L'un des défis aux yeux des parties prenantes est la création de la PMO. Cette entité juridique est l'interlocutrice unique d'Enedis. Elle gère la répartition de l'énergie entre les membres selon une clé de répartition définie.

  • Complexité : Gérer les entrées et sorties des locataires, les aspects contractuels, les prix.

  • Solution : Un cadre juridique solide qui anticipe les évolutions de la boucle d’ACC et des usages des consommateurs existants et potentiels.

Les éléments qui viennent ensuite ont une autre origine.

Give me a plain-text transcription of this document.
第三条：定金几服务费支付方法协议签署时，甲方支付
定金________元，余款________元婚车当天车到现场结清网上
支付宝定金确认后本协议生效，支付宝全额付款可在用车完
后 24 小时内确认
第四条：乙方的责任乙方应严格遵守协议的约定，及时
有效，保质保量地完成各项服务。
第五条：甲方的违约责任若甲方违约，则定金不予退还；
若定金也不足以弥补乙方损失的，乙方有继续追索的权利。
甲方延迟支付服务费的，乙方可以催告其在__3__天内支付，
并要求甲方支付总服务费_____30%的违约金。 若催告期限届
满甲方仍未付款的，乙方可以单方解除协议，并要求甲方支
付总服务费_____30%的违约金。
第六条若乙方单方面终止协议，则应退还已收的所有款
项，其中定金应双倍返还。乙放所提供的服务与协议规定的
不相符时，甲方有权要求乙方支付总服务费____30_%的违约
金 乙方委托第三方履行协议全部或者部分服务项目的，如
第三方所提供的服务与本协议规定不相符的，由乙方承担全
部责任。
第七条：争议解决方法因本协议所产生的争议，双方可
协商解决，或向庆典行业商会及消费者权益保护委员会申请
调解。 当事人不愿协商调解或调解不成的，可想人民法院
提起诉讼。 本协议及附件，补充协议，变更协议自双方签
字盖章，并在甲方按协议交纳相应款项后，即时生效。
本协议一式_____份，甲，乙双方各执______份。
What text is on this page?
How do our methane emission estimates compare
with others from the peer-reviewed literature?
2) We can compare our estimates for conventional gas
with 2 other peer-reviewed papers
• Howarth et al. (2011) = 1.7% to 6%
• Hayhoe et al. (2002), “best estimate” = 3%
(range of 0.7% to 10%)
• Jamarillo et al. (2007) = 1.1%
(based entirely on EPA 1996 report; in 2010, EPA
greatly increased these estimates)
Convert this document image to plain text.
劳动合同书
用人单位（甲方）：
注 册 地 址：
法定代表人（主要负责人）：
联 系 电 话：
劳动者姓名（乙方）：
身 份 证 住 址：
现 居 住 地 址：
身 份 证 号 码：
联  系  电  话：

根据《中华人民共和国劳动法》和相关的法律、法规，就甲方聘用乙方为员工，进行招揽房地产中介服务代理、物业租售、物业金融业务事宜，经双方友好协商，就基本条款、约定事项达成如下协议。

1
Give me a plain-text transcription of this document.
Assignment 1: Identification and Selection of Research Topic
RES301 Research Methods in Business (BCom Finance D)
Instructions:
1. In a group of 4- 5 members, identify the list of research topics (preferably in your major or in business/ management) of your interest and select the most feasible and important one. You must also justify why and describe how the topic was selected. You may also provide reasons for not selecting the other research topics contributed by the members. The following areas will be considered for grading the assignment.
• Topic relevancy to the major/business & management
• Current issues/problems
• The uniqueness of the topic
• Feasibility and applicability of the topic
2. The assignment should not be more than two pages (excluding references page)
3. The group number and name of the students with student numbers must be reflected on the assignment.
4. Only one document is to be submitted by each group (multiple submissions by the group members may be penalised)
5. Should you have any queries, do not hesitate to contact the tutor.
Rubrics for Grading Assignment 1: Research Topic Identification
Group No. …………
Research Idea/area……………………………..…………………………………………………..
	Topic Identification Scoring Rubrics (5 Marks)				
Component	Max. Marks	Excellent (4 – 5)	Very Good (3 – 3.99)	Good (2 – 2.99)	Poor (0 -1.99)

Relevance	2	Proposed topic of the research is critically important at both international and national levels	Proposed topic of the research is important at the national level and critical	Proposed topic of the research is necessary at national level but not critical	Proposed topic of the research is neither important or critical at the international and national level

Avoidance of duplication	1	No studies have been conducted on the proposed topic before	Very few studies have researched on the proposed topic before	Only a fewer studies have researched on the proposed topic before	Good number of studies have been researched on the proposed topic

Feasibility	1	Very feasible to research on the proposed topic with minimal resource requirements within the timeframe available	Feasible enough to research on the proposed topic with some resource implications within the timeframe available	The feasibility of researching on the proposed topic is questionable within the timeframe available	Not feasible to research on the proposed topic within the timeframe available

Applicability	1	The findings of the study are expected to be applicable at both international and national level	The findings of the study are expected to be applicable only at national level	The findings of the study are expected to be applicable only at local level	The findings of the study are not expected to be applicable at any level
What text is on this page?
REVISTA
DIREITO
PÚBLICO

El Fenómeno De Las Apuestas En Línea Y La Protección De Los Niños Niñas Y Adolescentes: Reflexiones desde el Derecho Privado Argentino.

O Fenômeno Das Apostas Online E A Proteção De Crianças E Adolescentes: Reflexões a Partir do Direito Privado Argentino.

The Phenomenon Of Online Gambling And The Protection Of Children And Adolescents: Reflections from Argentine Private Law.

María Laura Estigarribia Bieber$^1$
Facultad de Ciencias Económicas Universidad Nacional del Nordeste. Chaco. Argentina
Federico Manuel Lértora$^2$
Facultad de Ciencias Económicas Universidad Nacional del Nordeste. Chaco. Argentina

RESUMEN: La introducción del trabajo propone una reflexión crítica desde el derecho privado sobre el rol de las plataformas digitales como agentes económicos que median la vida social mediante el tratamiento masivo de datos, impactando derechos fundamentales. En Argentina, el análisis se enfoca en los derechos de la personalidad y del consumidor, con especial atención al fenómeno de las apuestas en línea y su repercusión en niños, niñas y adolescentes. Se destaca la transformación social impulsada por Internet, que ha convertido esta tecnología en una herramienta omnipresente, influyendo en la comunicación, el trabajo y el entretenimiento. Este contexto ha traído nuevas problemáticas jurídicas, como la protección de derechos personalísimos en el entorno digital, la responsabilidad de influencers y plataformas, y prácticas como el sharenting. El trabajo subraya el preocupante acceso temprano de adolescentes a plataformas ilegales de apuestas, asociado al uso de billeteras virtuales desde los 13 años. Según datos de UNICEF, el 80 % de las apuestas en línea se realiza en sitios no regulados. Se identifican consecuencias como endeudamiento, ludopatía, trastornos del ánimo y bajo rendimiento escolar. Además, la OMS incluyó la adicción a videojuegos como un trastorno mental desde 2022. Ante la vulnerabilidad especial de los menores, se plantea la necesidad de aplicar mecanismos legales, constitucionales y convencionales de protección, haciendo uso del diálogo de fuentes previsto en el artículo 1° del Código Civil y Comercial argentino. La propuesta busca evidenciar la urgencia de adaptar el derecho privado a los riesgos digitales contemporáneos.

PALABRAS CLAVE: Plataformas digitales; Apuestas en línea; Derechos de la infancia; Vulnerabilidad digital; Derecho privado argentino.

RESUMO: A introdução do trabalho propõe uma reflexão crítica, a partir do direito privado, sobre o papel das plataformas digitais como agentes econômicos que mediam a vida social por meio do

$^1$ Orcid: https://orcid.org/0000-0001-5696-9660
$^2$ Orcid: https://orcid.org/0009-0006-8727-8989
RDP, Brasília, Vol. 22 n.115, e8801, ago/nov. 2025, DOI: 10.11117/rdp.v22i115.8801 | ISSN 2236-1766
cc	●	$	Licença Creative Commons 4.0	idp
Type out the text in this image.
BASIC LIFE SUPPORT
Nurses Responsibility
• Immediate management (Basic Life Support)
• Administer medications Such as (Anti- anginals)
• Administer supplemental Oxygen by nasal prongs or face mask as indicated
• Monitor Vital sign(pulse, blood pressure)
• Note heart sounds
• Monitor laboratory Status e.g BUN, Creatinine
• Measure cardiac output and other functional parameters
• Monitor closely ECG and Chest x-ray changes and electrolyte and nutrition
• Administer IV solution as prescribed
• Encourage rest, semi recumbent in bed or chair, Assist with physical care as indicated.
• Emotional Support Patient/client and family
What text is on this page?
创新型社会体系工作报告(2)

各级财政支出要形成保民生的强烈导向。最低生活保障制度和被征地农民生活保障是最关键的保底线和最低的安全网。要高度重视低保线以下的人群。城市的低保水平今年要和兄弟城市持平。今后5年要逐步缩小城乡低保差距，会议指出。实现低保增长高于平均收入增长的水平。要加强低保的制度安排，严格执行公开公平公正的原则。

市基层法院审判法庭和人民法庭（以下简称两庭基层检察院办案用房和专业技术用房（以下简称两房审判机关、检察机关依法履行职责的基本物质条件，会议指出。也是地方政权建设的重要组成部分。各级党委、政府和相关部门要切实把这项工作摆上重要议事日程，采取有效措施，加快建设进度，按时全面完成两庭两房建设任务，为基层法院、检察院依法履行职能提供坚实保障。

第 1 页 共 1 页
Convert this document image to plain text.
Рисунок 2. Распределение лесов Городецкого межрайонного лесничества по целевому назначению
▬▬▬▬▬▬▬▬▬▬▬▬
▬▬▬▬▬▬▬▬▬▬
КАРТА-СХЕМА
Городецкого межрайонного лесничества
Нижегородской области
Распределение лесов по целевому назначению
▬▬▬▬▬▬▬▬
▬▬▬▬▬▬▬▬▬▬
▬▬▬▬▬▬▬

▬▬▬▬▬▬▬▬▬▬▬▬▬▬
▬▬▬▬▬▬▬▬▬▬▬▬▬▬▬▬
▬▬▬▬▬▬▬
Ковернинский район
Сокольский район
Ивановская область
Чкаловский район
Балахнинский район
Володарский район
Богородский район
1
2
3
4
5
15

Sécuriser la rentabilité solaire 2026 malgré la volatilité

La rentabilité solaire en 2026, l’intérêt des usagers repose sur la capacité à maximiser le taux d'autoconsommation pour mieux maîtriser son budget énergie. Plus vous consommez l'énergie au moment où elle est produite, plus vous évitez l'achat de kilowattheures au prix fort sur le réseau. L'annulation du rescrit fiscal vient ajouter une couche de rentabilité non négligeable en supprimant une taxe qui pesait lourdement sur le coût du kWh partagé.

La réussite d’un projet en autoconsommation collective repose sur notre capacité collective à attirer et fidéliser les autoconsommateurs. L’attractivité prix du kWh autoconsommé est évidemment un critère majeur.

Faradae : l'expertise juridique et l'indépendance financière au service de votre autonomie

Faradae s’emploie à lever les barrières qui freinent les propriétaires fonciers et les collectivités dans leur engagement et leurs prises de décisions en matière de transition énergétique. Les aspects juridiques, économiques et également financiers restent les principaux freins à la création d’une boucle d’autoconsommation collective.

Un tiers-investisseur qui porte le risque et garantit la performance

Grâce à notre indépendance financière, nous finançons l'intégralité de l'installation sur nos fonds propres. En tant que tiers-investisseur, nous restons propriétaires de la centrale et nous nous rémunérons sur la mise à disposition de l'énergie produite, qui doit être disponible à un coût fixe et prévisible.

  • Investissement 0 € : Pour le(s) propriétaire(s) ou la collectivité.

  • Garantie de résultat : Notre intérêt est aligné sur votre performance, nous nous engageons sur la performance de l’installation et portons les risques, et la maintenance.


Le montage contractuel : une protection totale pour les propriétaires fonciers

Notre expertise juridique nous permet de vous accompagner dans la création de la PMO et de sécuriser les baux et les conventions de partage. Nous cadrons les aspects complexes du montage et de la fiscalité énergétique pour que vous n'ayez qu'à consommer une énergie propre, sans effort. Vous n’en subissez ni la gestion technique, ni la gestion administrative.

FAQ : L'autoconsommation collective et sa fiscalité

L'exonération de l'accise s'applique-t-elle à toutes les installations ? Elle concerne les opérations d'autoconsommation collective dont la puissance de l'installation de production est inférieure ou égale à 1 MWc. La décision du Conseil d'État confirme que cette exonération s'applique même en l'absence de connexion physique directe.

Qui peut participer à une opération d'autoconsommation collective ? Toute personne physique ou morale (particuliers, entreprises, collectivités locales) située dans le périmètre géographique défini et raccordée au réseau public de distribution.

Quel est le rôle de Faradae dans ce montage ? Faradae agit comme le "chef d'orchestre". Nous gérons le dimensionnement technique, le financement, le montage juridique de la PMO, et l'exploitation de la centrale sur le long terme.

Pourquoi l'annulation du rescrit fiscal est-elle une bonne nouvelle pour les collectivités ? Elle permet de mutualiser la production d'un bâtiment public (ex: une école) avec d'autres sites sans subir de taxation supplémentaire, rendant les projets de transition écologique portés par les élus économiquement viables et exemplaires.